The clearest and strongest passage is Romans 8:9–11. If the Spirit of God, the Spirit of Jesus the Messiah, dwells in you, says Paul, then the one who raised the Messiah from the dead will give life to your mortal bodies as well, through his Spirit who dwells in you. God will give life, not to a disembodied spirit, not to what many people have thought of as a spiritual body in the sense of a nonphysical one, but “to your mortal bodies also.”
Other New Testament writers support this view. The first letter of John declares that when Jesus appears, we shall be like him, for we shall see him as he is. The resurrection body of Jesus, which at the moment is almost unimaginable to us in its glory and power, will be the model for our own. And of course within John’s gospel, despite the puzzlement of those who want to read the book in a very different way, we have some of the clearest statements of future bodily resurrection. Jesus reaffirms the widespread Jewish expectation of resurrection in the last day, and announces that the hour for this has already arrived. It is quite explicit: “The hour is coming,” he says, “indeed, it is already here, when the dead will hear the voice of the Son of Man, and those who hear will live; when all in the graves will come out, those who have done good, to the resurrection of life, and those who have done evil, to the resurrection of judgment.”….

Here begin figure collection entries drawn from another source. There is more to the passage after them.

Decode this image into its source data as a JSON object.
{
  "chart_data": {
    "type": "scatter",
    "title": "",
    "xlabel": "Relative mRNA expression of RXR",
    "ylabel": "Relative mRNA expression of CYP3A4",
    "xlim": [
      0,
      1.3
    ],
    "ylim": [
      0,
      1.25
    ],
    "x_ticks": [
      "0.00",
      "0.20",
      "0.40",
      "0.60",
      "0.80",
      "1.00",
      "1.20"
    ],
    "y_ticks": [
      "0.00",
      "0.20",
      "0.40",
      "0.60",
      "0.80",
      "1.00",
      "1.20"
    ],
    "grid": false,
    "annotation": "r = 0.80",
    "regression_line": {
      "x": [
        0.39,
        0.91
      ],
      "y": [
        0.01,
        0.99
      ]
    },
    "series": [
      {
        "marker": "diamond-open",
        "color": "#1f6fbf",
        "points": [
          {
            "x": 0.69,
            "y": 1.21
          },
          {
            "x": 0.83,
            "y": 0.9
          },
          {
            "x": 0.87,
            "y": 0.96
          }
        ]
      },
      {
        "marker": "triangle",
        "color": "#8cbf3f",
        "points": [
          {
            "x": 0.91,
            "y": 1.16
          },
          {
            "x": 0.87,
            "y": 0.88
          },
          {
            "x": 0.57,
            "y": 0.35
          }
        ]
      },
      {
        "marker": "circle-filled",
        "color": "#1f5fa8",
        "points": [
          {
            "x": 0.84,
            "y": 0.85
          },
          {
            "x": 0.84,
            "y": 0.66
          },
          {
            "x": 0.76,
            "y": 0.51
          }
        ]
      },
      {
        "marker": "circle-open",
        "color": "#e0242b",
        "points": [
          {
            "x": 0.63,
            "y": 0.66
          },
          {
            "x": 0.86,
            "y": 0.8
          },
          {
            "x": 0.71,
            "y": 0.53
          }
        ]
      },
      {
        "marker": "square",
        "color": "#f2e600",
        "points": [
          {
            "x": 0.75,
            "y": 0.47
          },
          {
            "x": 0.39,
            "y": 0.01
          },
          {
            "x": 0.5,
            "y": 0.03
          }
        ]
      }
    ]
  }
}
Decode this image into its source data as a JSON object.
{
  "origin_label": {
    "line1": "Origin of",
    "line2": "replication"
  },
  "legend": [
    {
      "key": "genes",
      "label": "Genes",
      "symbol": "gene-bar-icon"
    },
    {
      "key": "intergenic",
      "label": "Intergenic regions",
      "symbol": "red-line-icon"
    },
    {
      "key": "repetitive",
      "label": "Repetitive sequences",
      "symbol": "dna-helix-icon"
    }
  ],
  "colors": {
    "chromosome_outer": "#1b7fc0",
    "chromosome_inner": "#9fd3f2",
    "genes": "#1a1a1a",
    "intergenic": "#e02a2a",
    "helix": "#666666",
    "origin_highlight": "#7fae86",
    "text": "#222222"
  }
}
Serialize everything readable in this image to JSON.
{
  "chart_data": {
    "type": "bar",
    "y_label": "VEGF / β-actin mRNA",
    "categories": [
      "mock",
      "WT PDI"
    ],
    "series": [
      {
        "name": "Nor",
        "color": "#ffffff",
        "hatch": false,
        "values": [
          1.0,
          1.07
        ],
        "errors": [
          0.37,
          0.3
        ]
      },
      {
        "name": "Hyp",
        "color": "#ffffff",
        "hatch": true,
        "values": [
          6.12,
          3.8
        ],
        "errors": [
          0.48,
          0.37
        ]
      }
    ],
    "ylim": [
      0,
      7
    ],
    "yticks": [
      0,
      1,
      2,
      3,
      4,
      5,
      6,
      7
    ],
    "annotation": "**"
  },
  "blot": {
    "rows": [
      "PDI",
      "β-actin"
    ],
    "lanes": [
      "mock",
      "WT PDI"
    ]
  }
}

Evidently bad theology is less of a problem for Evangelicals than is was years ago. Heaven is for Real is a bestselling book among Evangelical Christians. At our local library, the waiting list for Heaven is for Real is 488 patrons long. Astoundingly, it is the number one seller on the Amazon.com book list.
From a non-theist perspective, Heaven is for Real is cheap lit of the worst kind. It is a work of fiction, and not very good fiction either. Sadly, many Evangelicals will see this as a wonderful, true story. The book reinforces their view that life is filled with tragedy but heaven awaits all those who, through Jesus, faithfully endure what life gives them.
Todd Burpo said in the preface:
I am not a believer in superstition.
Heaven is for Real is 162 pages of proof that he does.